The Setting Every Community Up for Retirement Enhancement (SECURE) 2.0 Act of 2022 contains sweeping retirement plan changes. It was signed into law by President Biden on December 29, 2022, as part of the Consolidated Appropriations Act, 2023 [Pub. L. 117-328]. Many of the SECURE 2.0 Act changes will affect payroll for years to come. Here are some highlights of the payroll-related provisions.

Automatic Enrollment
Employers that establish a §401(k) plan after December 29, 2022, will be required to automatically enroll employees in the plan effective for plan years beginning after December 31, 2024. Eligible employees must be automatically enrolled at a rate of at least 3% but not more than 10% unless the employee specifically elects not to contribute or to contribute a different percentage. The percentage will increase annually by 1%, until it reaches at least 10%, but not more than 15%. Employers with 10 or fewer employees, government plans, church plans, and new employers in business for less than three years are not required to auto enroll employees.

Catch-up Limits
A higher catch-up limit is created for annual retirement contributions for individuals aged 60, 61, 62, and 63. The new catch-up limit is the greater of $10,000 or 50% more than the regular catch-up amount (applicable to those who have attained age 50). This provision is effective for tax years beginning after December 31, 2024, and the increased limit is indexed to inflation after 2025.

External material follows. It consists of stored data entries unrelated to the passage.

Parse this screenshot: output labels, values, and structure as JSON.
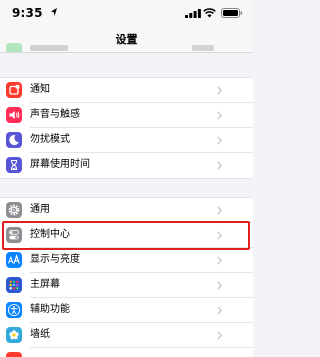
{
  "status_bar": {
    "time": "9:35",
    "icons": [
      "location-arrow-icon",
      "cellular-signal-icon",
      "wifi-icon",
      "battery-icon"
    ]
  },
  "nav": {
    "title": "设置"
  },
  "groups": [
    {
      "items": [
        {
          "label": "通知",
          "icon": "notifications-icon",
          "color": "#ff3b30"
        },
        {
          "label": "声音与触感",
          "icon": "speaker-icon",
          "color": "#ff2d55"
        },
        {
          "label": "勿扰模式",
          "icon": "moon-icon",
          "color": "#5856d6"
        },
        {
          "label": "屏幕使用时间",
          "icon": "hourglass-icon",
          "color": "#5856d6"
        }
      ]
    },
    {
      "items": [
        {
          "label": "通用",
          "icon": "gear-icon",
          "color": "#8e8e93"
        },
        {
          "label": "控制中心",
          "icon": "toggles-icon",
          "color": "#8e8e93",
          "highlighted": true
        },
        {
          "label": "显示与亮度",
          "icon": "text-size-icon",
          "color": "#0a84ff"
        },
        {
          "label": "主屏幕",
          "icon": "home-grid-icon",
          "color": "#2c59d1"
        },
        {
          "label": "辅助功能",
          "icon": "accessibility-icon",
          "color": "#0a84ff"
        },
        {
          "label": "墙纸",
          "icon": "wallpaper-flower-icon",
          "color": "#34aadc"
        }
      ]
    }
  ],
  "colors": {
    "highlight": "#e0221e",
    "background": "#f2f2f7",
    "chevron": "#c7c7cc"
  }
}
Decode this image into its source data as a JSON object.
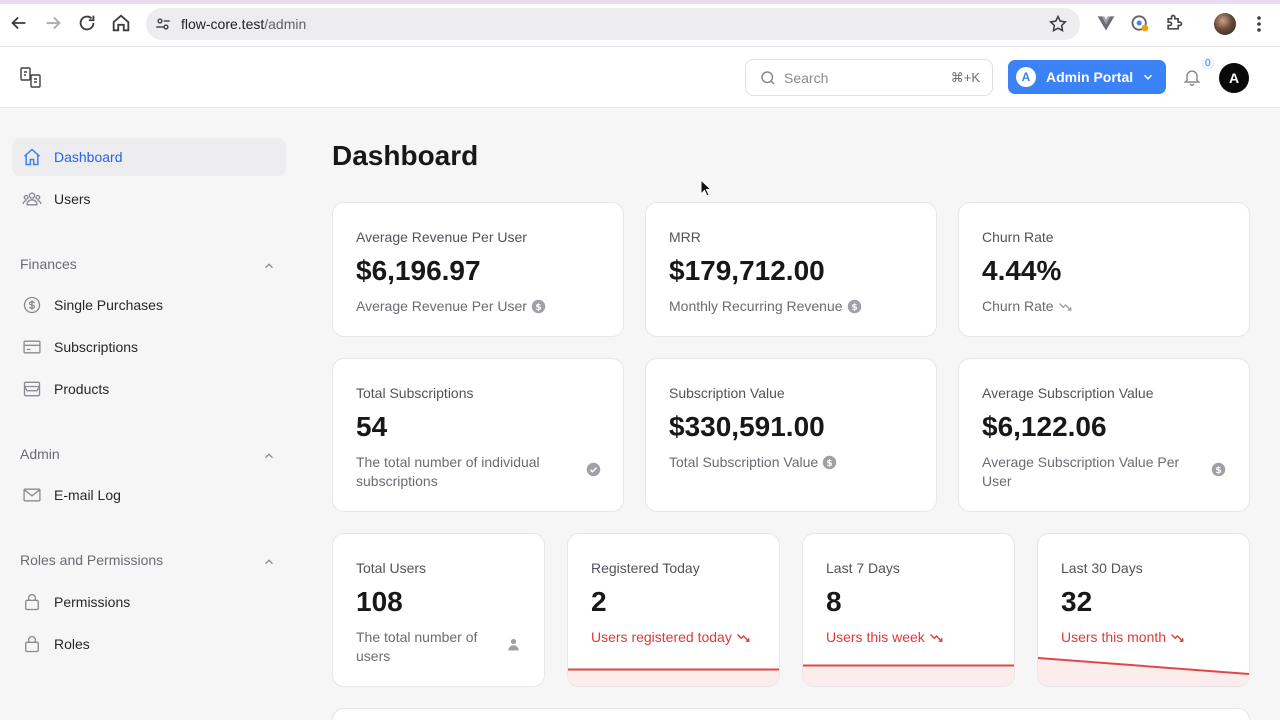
{
  "browser": {
    "url_host": "flow-core.test",
    "url_path": "/admin"
  },
  "header": {
    "search_placeholder": "Search",
    "search_shortcut": "⌘+K",
    "portal_badge": "A",
    "portal_label": "Admin Portal",
    "notification_count": "0",
    "avatar_initial": "A"
  },
  "sidebar": {
    "items": [
      {
        "label": "Dashboard",
        "icon": "home-icon",
        "active": true
      },
      {
        "label": "Users",
        "icon": "users-icon"
      }
    ],
    "groups": [
      {
        "label": "Finances",
        "items": [
          {
            "label": "Single Purchases",
            "icon": "dollar-circle-icon"
          },
          {
            "label": "Subscriptions",
            "icon": "credit-card-icon"
          },
          {
            "label": "Products",
            "icon": "archive-box-icon"
          }
        ]
      },
      {
        "label": "Admin",
        "items": [
          {
            "label": "E-mail Log",
            "icon": "envelope-icon"
          }
        ]
      },
      {
        "label": "Roles and Permissions",
        "items": [
          {
            "label": "Permissions",
            "icon": "lock-icon"
          },
          {
            "label": "Roles",
            "icon": "lock-icon"
          }
        ]
      }
    ]
  },
  "main": {
    "title": "Dashboard",
    "cards": [
      {
        "label": "Average Revenue Per User",
        "value": "$6,196.97",
        "description": "Average Revenue Per User",
        "icon": "dollar-circle-icon"
      },
      {
        "label": "MRR",
        "value": "$179,712.00",
        "description": "Monthly Recurring Revenue",
        "icon": "dollar-circle-icon"
      },
      {
        "label": "Churn Rate",
        "value": "4.44%",
        "description": "Churn Rate",
        "icon": "trending-down-icon"
      },
      {
        "label": "Total Subscriptions",
        "value": "54",
        "description": "The total number of individual subscriptions",
        "icon": "check-circle-icon"
      },
      {
        "label": "Subscription Value",
        "value": "$330,591.00",
        "description": "Total Subscription Value",
        "icon": "dollar-circle-icon"
      },
      {
        "label": "Average Subscription Value",
        "value": "$6,122.06",
        "description": "Average Subscription Value Per User",
        "icon": "dollar-circle-icon"
      },
      {
        "label": "Total Users",
        "value": "108",
        "description": "The total number of users",
        "icon": "user-icon"
      },
      {
        "label": "Registered Today",
        "value": "2",
        "description": "Users registered today",
        "icon": "trending-down-icon"
      },
      {
        "label": "Last 7 Days",
        "value": "8",
        "description": "Users this week",
        "icon": "trending-down-icon"
      },
      {
        "label": "Last 30 Days",
        "value": "32",
        "description": "Users this month",
        "icon": "trending-down-icon"
      }
    ]
  },
  "colors": {
    "accent": "#3b82f6",
    "danger": "#dc3a3a"
  }
}
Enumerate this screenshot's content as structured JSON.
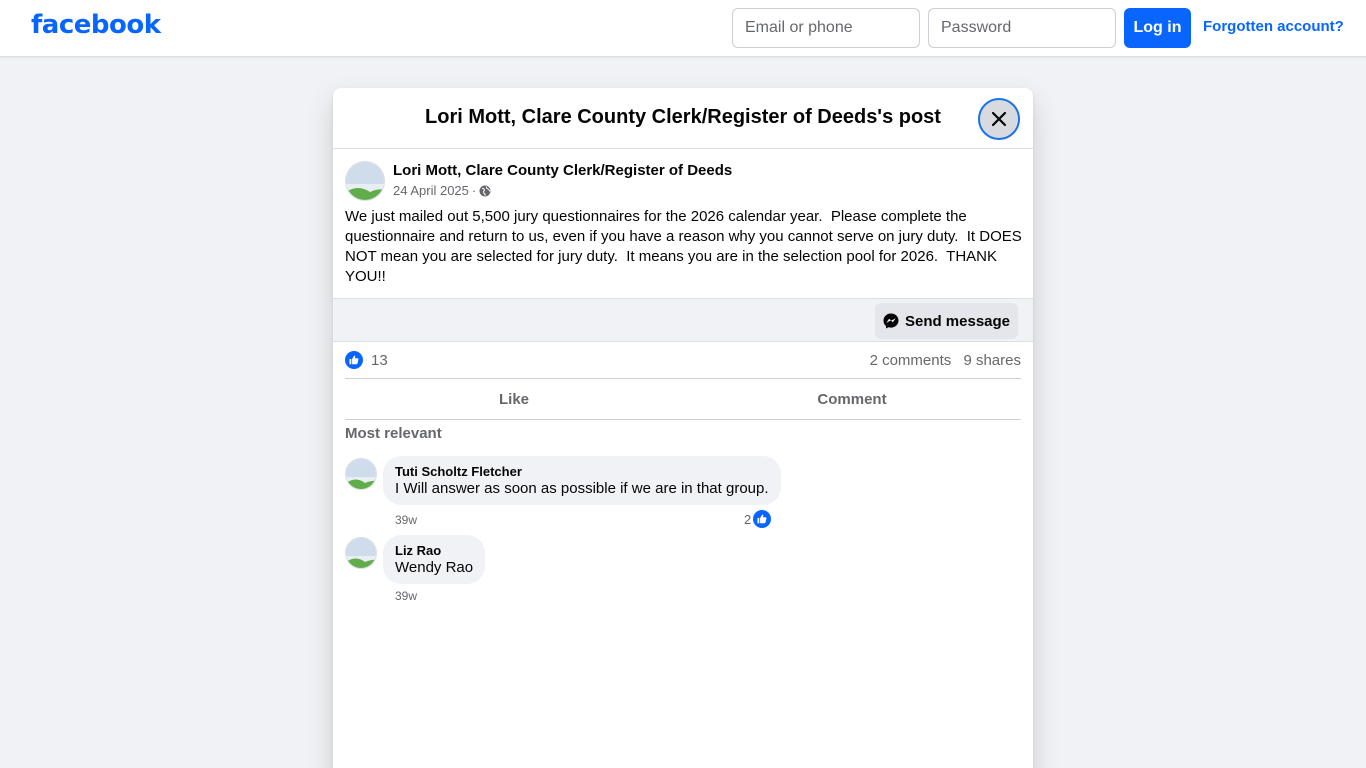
{
  "header": {
    "logo": "facebook",
    "email_placeholder": "Email or phone",
    "password_placeholder": "Password",
    "login_label": "Log in",
    "forgot_label": "Forgotten account?"
  },
  "modal": {
    "title": "Lori Mott, Clare County Clerk/Register of Deeds's post"
  },
  "post": {
    "author": "Lori Mott, Clare County Clerk/Register of Deeds",
    "date": "24 April 2025",
    "separator": "·",
    "audience_icon": "globe-icon",
    "text": "We just mailed out 5,500 jury questionnaires for the 2026 calendar year.  Please complete the questionnaire and return to us, even if you have a reason why you cannot serve on jury duty.  It DOES NOT mean you are selected for jury duty.  It means you are in the selection pool for 2026.  THANK YOU!!",
    "send_message_label": "Send message",
    "like_count": "13",
    "comments_count": "2 comments",
    "shares_count": "9 shares"
  },
  "actions": {
    "like": "Like",
    "comment": "Comment"
  },
  "comments_section": {
    "sort_label": "Most relevant",
    "comments": [
      {
        "name": "Tuti Scholtz Fletcher",
        "text": "I Will answer as soon as possible if we are in that group.",
        "time": "39w",
        "reactions": "2"
      },
      {
        "name": "Liz Rao",
        "text": "Wendy Rao",
        "time": "39w"
      }
    ]
  },
  "colors": {
    "brand": "#0866ff",
    "background": "#f0f2f5",
    "secondary_text": "#65676b"
  }
}
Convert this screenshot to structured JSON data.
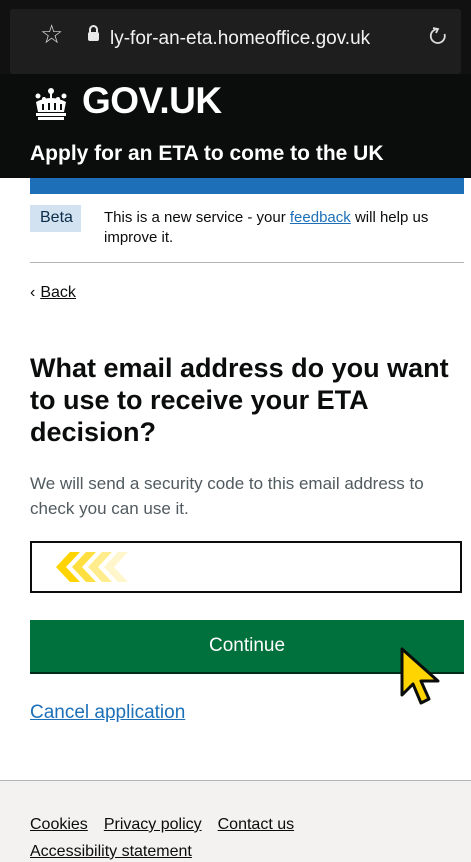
{
  "browser": {
    "url": "ly-for-an-eta.homeoffice.gov.uk"
  },
  "header": {
    "logo_text": "GOV.UK",
    "service_name": "Apply for an ETA to come to the UK"
  },
  "phase_banner": {
    "tag": "Beta",
    "text_before": "This is a new service - your ",
    "link_text": "feedback",
    "text_after": " will help us improve it."
  },
  "navigation": {
    "back_label": "Back"
  },
  "form": {
    "heading": "What email address do you want to use to receive your ETA decision?",
    "hint": "We will send a security code to this email address to check you can use it.",
    "email_value": "",
    "continue_label": "Continue",
    "cancel_label": "Cancel application"
  },
  "footer": {
    "links": [
      "Cookies",
      "Privacy policy",
      "Contact us"
    ],
    "accessibility_label": "Accessibility statement"
  },
  "icons": {
    "star": "bookmark-star-icon",
    "lock": "lock-icon",
    "reload": "reload-icon",
    "crown": "crown-icon",
    "chevrons": "chevrons-left-icon",
    "cursor": "mouse-pointer-icon"
  },
  "colors": {
    "header_bg": "#0b0c0c",
    "brand_blue": "#1d70b8",
    "button_green": "#00703c",
    "tag_bg": "#d2e2f1",
    "chevron_yellow": "#ffd400",
    "footer_bg": "#f3f2f1"
  }
}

Catch-up Contributions for Highly Compensated Employees
Catch-up contributions from highly compensated employees (those whose wages in the preceding calendar year exceed $145,000, as adjusted for inflation beginning in 2025) must be treated as Roth contributions as opposed to pretax contributions. The effective date for this requirement is January 1, 2024. However, on August 25, 2023, the IRS announced a two-year administrative transition period. The means plan sponsors have until January 1, 2026, to comply with the new requirements. The IRS has also said it will provide more guidance on this provision of the SECURE 2.0 Act.

Roth Option for Employer Contributions
Effective December 29, 2022, plans may allow employees to elect to have employer contributions (matching or nonelective) be treated as Roth contributions.

Help for Smaller Employers
Effective for plan years beginning after December 31, 2022, the tax credit for small businesses (up to 50 employees) increases from 50% to 100% of the costs for establishing new plans and then the credit phases out over the next three years with the credit being reduced by 25% each year. An additional credit of up to $1,000 per employee for employers with up to 50 employees is also created. This credit is gradually phased out for employers with 51 to 100 employees.

Employer Matches for Student Loan Deferrals
Effective for tax years beginning after December 31, 2023, employers are allowed to make matching contributions to §401(k) plans on behalf of employees who are making qualified student loan payments instead of contributing to a retirement plan.

Expanded Eligibility for Part-time Employees
Effective for tax years beginning after December 31, 2024, part-time employees who work at least 500 hours per year for two years (previously three years) are eligible to contribute to a §401(k) plan.

Withdrawals for Certain Emergency Expenses
Generally, a 10% tax applies to early distributions from §401(k) plans. SECURE Act 2.0 provides an exception for distributions used for certain qualifying emergency expenses. Only one distribution may be made per year. The maximum distribution is $1,000 and may be repaid over the next three years. This provision is effective for distributions made after December 31, 2023.

Emergency Savings Accounts
Effective after December 31, 2023, emergency savings accounts may be created and included as part of a retirement plan. The savings accounts are available to non-highly compensated employees (for 2024, one who is not a 5% owner of the business or does not receive more than $150,000 in compensation in 2023). Contributions must be made on a Roth basis and are capped at $2,500 (subject to annual inflation adjustments). The funds must be available for withdrawal at least monthly.

Required Minimum Distributions (RMDs)
There are several changes to the rules for RMDs, including increasing the age at which distributions must be made. Effective in 2023, the age increases from 72 to 73 and is increased again in 2033 to age 75.

Steps Employers Should Take Now

The sweeping nature of the changes made by the SECURE 2.0 Act require substantial guidance from the IRS. On August 25, 2023, the IRS released its initial guidance on §603 of the Act. The guidance provides a two-year administrative transition period for the requirement that catch-up contributions from certain highly compensated employees be treated as designated Roth contributions. The IRS has also said that it is working to provide additional guidance on this and other provisions of the SECURE 2.0 Act.

As the IRS releases additional guidance, employers should work closely with their plan administrators and service providers to discuss whether plan modifications and changes to their payroll and accounting procedures are needed. Employers will also need to educate their affected employees about retirement plan changes. This will include informing highly compensated employees about the new Roth treatment of catch-up contributions.